L'assise du Président

La démocratie instaurée avec la Constitution de 2014 a donné lieu à une instabilité permanente. Les partis n’ont pas réussi à s’entendre pour faire croître le pays et  résoudre les graves problèmes économiques qui étaient à la racine des revendications révolutionnaires. Ainsi – comme nous l’a dit Wahid Ferchichi, co-fondateur et président honoraire de l’Association tunisienne de défense des libertés individuelles (ADLI) – on peut comprendre que la population puisse avoir cru au bien-fondé du changement abrupt causé par le Président Saïed, car elle y aurait vu une lueur d’espoir, pour sortir d’une situation très dégradée.

En effet, l’impression répandue est que sous le régime autoritaire du Président Ben Ali l’économie tournait bien mieux, et qu’après la Révolution, la situation s’est dégradée. Le budget de l’Etat tunisien s’est fragilisé. En 2011, l’Etat disposait de 36 mois d’avance pour le paiement des salaires des fonctionnaires; en 2016, il ne disposait plus que de 1 ou 2 mois d’avance, ce qui a poussé la Tunisie à demander un emprunt au Fond monétaire international (FMI). Ces données sont expliquées en grande partie par l’accroissement du nombre de fonctionnaires, passé de 450’000 en 2011 à 600’000. De fait, la proportion de la masse salariale de la Fonction publique dans le budget de l’Etat est l’une des plus élevées au monde. Ces considérations expliquent en grande partie le soutien implicite que la population tunisienne a donné à Saïed.
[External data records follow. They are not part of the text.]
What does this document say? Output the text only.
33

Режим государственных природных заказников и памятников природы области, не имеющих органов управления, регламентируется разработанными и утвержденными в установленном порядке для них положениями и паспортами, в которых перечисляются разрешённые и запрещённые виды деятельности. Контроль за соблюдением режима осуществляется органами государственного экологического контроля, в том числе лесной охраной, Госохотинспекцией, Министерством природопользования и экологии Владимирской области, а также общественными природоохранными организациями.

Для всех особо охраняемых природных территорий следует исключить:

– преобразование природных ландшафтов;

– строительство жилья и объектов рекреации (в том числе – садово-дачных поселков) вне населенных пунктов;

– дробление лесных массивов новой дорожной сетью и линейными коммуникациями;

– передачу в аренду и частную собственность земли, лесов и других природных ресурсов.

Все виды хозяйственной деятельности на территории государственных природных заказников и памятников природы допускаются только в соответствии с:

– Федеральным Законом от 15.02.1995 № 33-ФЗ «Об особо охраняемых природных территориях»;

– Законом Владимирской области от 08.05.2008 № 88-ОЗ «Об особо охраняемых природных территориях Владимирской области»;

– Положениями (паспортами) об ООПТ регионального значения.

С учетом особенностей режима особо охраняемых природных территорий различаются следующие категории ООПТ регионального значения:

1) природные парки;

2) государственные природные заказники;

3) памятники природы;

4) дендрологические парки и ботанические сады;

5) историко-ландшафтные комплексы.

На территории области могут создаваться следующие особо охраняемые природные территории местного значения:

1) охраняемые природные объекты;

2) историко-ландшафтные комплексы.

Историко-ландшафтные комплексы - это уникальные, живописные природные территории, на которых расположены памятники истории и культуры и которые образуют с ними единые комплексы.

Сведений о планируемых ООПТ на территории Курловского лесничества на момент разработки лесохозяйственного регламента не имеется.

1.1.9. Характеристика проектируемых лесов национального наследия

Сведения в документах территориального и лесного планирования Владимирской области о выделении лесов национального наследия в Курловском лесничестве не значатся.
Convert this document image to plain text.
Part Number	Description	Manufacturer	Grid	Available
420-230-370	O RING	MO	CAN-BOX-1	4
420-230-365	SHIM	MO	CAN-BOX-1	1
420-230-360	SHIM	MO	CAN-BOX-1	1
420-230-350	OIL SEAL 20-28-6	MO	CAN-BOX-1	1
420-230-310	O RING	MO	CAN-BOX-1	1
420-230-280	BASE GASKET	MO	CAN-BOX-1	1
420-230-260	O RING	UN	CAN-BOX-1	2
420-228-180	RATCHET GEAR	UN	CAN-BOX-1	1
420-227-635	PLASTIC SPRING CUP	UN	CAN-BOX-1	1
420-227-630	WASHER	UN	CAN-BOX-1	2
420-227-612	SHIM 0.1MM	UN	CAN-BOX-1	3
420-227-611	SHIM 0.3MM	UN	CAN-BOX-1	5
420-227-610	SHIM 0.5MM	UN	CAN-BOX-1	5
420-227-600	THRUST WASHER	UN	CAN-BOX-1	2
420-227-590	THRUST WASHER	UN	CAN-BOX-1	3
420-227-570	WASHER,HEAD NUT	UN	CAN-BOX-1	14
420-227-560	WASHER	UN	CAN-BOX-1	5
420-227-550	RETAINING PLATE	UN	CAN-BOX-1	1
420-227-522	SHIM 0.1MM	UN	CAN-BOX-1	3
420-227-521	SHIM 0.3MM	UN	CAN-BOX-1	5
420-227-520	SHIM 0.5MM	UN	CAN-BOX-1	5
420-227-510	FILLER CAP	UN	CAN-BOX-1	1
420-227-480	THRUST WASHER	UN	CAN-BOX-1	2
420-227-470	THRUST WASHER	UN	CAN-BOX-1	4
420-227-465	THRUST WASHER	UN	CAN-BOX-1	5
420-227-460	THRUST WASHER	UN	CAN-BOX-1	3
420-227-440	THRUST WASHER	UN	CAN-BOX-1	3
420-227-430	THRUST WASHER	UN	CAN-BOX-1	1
Souhail Belhadj, chercheur auprès du Geneva Graduate Institute, attire notre attention sur le fait qu’un certain nombre de pays et d’organisations partenaires de la Tunisie, comme l’Union européenne, la France, l’Algérie et la Turquie, souhaitaient aussi ardemment que le pouvoir retrouve un centre de gravité défini, avec une préférence pour que ce centre se situe au niveau de la Présidence. L’UE a prévu de consacrer 1,2 milliards d’euros sur une période de 8 ans pour soutenir l’économie tunisienne, et elle trouvait très gênant que récemment les ministères tunisiens changent de tête tous les 6 mois.

Au final, vu que la plupart des partis ont simplement appelé à boycotter le référendum constitutionnel de juillet 2022, il a suffi au Président que moins d’un tiers de la population participe au référendum pour instaurer la nouvelle Constitution, étant donné qu’aucun nombre minimum de participants au vote n’était requis.

Le rôle de la mouvance islamiste

Dans le monde arabe il est impossible pour un leader qui souhaite parvenir au pouvoir de ne pas se positionner sur le rôle de l’islam. Pour Bourguiba, fer-de-lance du mouvement pour l’indépendance, l'islam était un frein au développement. Il a donc voulu le contrôler, par exemple en étatisant l’institution des imams (dans le cadre de la Constitution de 1959). Le Président Saïed, quant à lui, est arrivé au pouvoir soutenu par Ennahda, le principal parti de la mouvance islamiste tunisienne. Ce n’est pourtant pas de l’association avec Ennahda que doivent venir les peurs: bien que ce parti ait gagné les élections en 2011, il est arrivé en deuxième position lors des élections de 2014, et en 2016, il a renoncé à se qualifier «d’islamiste», se définissant comme parti à caractère civil, séparant clairement le religieux et le politique.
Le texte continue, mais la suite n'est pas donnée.